Unveiling the ligand-mediated phase engineering mechanism in two-dimensional transition metal chalcogenides through coordination geometry control†
Abstract
While metastable metallic phases of group-VI transition metal dichalcogenide (TMDC) nanosheets exhibit intriguing and unprecedented characteristics, the development of reliable synthetic methodologies, particularly in direct solution-based synthesis, remains a challenge due to the lack of understanding of molecular leverage of the metal–ligand coordination geometry for obtaining metastable phases in two-dimensional (2D) TMDCs. Here, we describe an effective solution-based approach for directly synthesizing metastable metallic phases by unveiling the criterion for phase-selective formation, using appropriate ligands. Specifically, metallic 1T′-WSe2 and 1T-WS2 nanosheets were obtained with trioctylphosphine oxide, whereas 2H-WSe2 and 2H-WS2 nanosheets were formed using oleylamine.
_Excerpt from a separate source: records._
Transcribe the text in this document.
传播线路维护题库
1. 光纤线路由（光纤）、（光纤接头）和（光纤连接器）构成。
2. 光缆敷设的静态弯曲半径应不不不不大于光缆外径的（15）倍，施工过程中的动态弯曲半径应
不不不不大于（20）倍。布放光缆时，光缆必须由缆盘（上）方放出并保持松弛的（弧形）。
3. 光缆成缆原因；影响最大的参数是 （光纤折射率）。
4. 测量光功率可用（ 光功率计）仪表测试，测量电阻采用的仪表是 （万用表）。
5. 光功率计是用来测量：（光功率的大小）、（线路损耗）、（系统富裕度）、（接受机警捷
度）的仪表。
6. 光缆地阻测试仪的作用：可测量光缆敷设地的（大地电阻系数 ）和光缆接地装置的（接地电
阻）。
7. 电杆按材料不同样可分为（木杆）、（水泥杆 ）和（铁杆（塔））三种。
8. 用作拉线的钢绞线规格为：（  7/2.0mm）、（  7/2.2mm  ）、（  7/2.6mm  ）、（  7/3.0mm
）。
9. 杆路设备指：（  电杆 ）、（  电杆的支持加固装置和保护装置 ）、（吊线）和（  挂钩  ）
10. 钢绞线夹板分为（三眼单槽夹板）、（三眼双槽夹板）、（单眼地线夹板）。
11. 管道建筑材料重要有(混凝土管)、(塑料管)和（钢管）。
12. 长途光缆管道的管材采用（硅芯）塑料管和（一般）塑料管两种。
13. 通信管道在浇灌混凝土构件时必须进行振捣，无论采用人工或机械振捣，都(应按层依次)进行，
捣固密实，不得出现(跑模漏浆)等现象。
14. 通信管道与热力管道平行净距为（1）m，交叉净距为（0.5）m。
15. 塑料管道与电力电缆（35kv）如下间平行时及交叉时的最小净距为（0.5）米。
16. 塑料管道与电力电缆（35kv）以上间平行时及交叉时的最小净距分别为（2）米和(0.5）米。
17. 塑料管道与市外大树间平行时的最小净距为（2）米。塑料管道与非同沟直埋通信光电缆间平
Spectroscopic analysis, including X-ray pre-edge absorption, revealed that phosphine oxide ligands (–OP) induce the distorted octahedral metal–ligand geometry, followed by the phase-selective formation of metallic 1T′ and 1T phases. Meanwhile, amine ligands (–NH2), accompanied by the trigonal prismatic metal–ligand geometry, exclusively lead to the production of 2H phases. This strategy was applied using hexadecylamine and triphenylphosphine oxide to produce 2H and 1T′ phases, respectively. As a proof-of-concept study, metallic 1T′-WSe2 shows enhanced hydrogen evolution activity with long-term durability. This strategy, controlling the metal–ligand coordination geometry by the choice of suitable ligands, offers a new guideline for securing metastable phases in 2D TMDCs.